Project description:Shade coffee plantations have received attention for their role in biodiversity conservation. Bats are among the most diverse mammalian taxa in these systems; however, previous studies of bats in coffee plantations have focused on the largely herbivorous leaf-nosed bats (Phyllostomidae). In contrast, we have virtually no information on how ensembles of aerial insectivorous bats--nearly half the Neotropical bat species--change in response to habitat modification. To evaluate the effects of agroecosystem management on insectivorous bats, we studied their diversity and activity in southern Chiapas, Mexico, a landscape dominated by coffee agroforestry. We used acoustic monitoring and live captures to characterize the insectivorous bat ensemble in forest fragments and coffee plantations differing in the structural and taxonomic complexity of shade trees. We captured bats of 12 non-phyllostomid species; acoustic monitoring revealed the presence of at least 12 more species of aerial insectivores. Richness of forest bats was the same across all land-use types; in contrast, species richness of open-space bats increased in low shade, intensively managed coffee plantations.

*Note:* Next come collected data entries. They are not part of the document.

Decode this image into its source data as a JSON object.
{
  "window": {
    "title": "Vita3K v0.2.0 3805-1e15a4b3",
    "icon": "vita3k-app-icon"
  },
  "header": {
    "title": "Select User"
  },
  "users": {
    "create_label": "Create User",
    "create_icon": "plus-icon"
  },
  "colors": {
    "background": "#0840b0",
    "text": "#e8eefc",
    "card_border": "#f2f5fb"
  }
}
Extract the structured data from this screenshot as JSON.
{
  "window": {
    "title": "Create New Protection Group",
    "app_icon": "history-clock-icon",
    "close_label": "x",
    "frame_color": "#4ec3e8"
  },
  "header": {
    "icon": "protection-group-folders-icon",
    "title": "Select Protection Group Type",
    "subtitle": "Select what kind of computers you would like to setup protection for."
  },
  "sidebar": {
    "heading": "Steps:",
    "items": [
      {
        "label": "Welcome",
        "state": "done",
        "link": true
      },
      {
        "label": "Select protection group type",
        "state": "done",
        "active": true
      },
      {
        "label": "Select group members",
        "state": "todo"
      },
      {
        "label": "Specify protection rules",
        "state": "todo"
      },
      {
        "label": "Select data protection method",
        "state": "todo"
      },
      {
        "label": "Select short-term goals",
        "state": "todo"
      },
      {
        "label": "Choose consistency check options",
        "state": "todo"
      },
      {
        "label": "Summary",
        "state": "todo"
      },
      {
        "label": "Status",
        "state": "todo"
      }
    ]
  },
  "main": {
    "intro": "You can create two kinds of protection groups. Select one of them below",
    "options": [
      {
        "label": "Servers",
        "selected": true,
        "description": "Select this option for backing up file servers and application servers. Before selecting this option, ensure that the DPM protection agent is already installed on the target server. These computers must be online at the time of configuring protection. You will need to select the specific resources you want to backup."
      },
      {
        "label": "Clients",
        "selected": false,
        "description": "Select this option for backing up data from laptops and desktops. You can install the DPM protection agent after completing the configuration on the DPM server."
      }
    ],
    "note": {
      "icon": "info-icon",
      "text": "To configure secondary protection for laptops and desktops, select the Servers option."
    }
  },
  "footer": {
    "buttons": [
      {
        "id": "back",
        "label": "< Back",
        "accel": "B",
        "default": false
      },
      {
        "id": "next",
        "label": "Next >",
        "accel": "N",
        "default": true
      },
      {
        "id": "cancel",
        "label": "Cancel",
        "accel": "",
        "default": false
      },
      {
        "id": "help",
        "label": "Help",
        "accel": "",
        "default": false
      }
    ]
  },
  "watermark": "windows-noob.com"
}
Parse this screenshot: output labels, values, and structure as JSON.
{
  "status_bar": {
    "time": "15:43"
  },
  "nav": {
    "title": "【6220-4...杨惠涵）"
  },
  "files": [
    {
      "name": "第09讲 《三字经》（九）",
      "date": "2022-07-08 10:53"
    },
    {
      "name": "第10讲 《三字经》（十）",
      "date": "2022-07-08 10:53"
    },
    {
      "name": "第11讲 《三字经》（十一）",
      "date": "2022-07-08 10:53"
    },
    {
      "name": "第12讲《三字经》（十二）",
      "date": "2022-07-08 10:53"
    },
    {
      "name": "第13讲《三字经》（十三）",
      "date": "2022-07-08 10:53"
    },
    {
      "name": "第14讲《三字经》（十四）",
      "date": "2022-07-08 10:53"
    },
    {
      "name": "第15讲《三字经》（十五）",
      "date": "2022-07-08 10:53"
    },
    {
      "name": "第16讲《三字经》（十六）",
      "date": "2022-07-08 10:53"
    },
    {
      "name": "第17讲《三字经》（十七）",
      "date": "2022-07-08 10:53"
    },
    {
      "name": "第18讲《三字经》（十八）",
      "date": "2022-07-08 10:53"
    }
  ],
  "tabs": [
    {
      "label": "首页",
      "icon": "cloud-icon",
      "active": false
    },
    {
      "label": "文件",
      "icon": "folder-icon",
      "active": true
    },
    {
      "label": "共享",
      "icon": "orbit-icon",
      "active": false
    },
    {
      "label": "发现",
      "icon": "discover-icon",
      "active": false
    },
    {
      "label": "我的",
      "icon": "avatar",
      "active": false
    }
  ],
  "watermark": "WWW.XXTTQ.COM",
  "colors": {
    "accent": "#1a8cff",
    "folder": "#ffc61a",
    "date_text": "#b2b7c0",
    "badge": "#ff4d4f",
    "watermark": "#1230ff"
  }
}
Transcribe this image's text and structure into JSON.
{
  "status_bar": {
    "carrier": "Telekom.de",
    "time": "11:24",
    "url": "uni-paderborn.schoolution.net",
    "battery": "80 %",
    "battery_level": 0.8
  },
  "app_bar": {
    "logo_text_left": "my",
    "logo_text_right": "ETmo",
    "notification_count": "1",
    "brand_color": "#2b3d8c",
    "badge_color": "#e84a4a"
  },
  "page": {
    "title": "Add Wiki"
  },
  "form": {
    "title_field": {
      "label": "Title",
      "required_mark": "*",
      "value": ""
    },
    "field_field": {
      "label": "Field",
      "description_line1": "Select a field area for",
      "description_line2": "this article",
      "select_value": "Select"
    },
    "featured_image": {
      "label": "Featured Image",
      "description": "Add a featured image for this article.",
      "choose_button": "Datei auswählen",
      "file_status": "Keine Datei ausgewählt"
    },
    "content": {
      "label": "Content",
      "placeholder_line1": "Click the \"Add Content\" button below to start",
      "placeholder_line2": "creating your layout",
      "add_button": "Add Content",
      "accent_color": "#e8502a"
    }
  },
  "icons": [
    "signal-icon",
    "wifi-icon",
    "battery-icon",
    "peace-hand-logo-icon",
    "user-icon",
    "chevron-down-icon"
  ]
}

Conversely, only forest bats demonstrated significant differences in ensemble structure (as measured by similarity indices) across land-use types. Both overall activity and feeding activity of forest bats declined significantly with increasing management intensity, while the overall activity, but not feeding activity, of open-space bats increased. We conclude that diverse shade coffee plantations in our study area serve as valuable foraging and commuting habitat for aerial insectivorous bats, and several species also commute through or forage in low shade coffee monocultures.